In 1818, Japan operated under a complex and strained monetary system that was a legacy of the Tokugawa shogunate's isolationist policy, known as
sakoku. The official currency was a tri-metallic system based on gold, silver, and copper, each with its own denominations and spheres of use. The gold
koban was the high-value coin for lordly and official transactions, silver was measured by weight in the commercial hub of Osaka, and copper
mon and
zeni served for everyday purchases. However, the system was not unified; domains across Japan also issued their own paper scrip (
hansatsu), which circulated only within their borders, creating a fragmented economic landscape.
This period fell within the late Edo era's "Tempō Reforms," a time of significant financial distress.

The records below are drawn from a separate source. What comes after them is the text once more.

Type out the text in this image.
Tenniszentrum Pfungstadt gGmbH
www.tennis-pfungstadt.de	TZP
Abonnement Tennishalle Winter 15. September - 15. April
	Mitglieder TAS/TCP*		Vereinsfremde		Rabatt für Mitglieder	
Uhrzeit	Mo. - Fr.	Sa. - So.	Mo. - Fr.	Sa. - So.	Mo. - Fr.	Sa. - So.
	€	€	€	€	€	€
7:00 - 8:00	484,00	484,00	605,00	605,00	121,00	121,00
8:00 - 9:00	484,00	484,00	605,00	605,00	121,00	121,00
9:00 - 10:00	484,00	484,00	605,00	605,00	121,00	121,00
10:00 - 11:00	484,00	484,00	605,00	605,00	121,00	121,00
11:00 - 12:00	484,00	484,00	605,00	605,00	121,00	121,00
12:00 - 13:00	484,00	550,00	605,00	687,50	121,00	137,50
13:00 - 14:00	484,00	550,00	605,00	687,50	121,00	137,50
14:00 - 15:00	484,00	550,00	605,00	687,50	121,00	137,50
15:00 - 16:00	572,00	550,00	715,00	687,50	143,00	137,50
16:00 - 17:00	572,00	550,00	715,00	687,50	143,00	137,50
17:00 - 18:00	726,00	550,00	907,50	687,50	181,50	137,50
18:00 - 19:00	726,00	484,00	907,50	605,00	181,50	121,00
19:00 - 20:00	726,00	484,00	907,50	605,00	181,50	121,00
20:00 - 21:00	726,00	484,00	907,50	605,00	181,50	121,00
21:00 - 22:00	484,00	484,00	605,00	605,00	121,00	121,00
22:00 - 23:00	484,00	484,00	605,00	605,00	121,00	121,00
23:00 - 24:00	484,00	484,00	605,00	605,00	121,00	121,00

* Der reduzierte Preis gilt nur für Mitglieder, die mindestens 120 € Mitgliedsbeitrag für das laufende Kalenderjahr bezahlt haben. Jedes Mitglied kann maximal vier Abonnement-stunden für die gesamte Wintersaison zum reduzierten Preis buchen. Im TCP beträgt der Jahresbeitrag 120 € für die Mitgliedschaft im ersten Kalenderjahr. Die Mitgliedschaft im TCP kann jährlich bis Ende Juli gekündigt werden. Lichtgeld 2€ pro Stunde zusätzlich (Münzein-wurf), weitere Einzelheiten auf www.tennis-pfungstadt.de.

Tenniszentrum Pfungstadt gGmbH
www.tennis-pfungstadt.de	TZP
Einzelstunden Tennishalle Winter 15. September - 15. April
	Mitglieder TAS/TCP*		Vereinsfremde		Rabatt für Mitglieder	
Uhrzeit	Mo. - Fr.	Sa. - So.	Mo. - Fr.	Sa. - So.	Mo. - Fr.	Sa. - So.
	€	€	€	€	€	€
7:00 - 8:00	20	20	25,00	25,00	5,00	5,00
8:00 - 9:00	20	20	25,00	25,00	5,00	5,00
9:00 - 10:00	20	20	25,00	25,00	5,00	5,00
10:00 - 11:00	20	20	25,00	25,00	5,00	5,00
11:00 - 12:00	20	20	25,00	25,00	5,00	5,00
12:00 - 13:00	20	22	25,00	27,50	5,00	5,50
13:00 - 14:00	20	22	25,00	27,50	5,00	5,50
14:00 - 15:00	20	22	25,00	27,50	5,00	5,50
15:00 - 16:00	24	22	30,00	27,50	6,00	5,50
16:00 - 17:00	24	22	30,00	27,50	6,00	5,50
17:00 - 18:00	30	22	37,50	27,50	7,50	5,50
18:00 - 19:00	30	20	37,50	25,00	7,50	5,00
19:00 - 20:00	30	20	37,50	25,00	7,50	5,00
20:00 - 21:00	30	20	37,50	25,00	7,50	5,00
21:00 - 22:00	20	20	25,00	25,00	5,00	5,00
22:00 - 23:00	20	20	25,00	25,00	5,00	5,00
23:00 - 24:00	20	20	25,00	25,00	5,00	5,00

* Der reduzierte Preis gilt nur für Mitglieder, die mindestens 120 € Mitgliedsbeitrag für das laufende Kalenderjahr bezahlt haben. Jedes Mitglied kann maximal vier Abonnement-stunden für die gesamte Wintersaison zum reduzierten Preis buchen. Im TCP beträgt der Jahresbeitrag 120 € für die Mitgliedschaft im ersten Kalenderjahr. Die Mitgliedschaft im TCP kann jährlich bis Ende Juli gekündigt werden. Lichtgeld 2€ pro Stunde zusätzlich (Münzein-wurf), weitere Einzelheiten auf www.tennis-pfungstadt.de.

Decades of debasement by the shogunate, which reduced the precious metal content in coins to fund government expenses, had led to severe inflation and a loss of public confidence in currency. Furthermore, a series of famines and poor harvests strained the agrarian tax base, while the rising commercial class (chōnin) in cities like Edo and Osaka accumulated wealth, creating social and economic imbalances. The shogunate's rigid control over foreign trade—limited almost exclusively to Dutch and Chinese merchants at Nagasaki—meant that the money supply was largely insulated from external silver flows, making domestic policy the primary driver of monetary instability.

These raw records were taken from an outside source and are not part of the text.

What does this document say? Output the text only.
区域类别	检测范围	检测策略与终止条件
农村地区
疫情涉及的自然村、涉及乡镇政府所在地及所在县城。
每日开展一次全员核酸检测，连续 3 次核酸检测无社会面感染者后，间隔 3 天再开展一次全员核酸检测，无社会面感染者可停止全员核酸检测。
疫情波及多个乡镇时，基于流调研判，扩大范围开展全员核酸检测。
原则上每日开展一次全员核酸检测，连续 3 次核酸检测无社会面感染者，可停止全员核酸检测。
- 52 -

Consequently, by 1818, Japan's currency situation was characterized by a confusing multiplicity of coins and notes, chronic inflation, and a widening gap between the official coinage and market exchange rates. The shogunate, under Tokugawa Ienari, was struggling to maintain monetary authority and economic stability. These underlying weaknesses in the financial system were symptomatic of the broader structural problems that would eventually contribute to the decline of the Tokugawa regime in the decades leading up to the Meiji Restoration of 1868.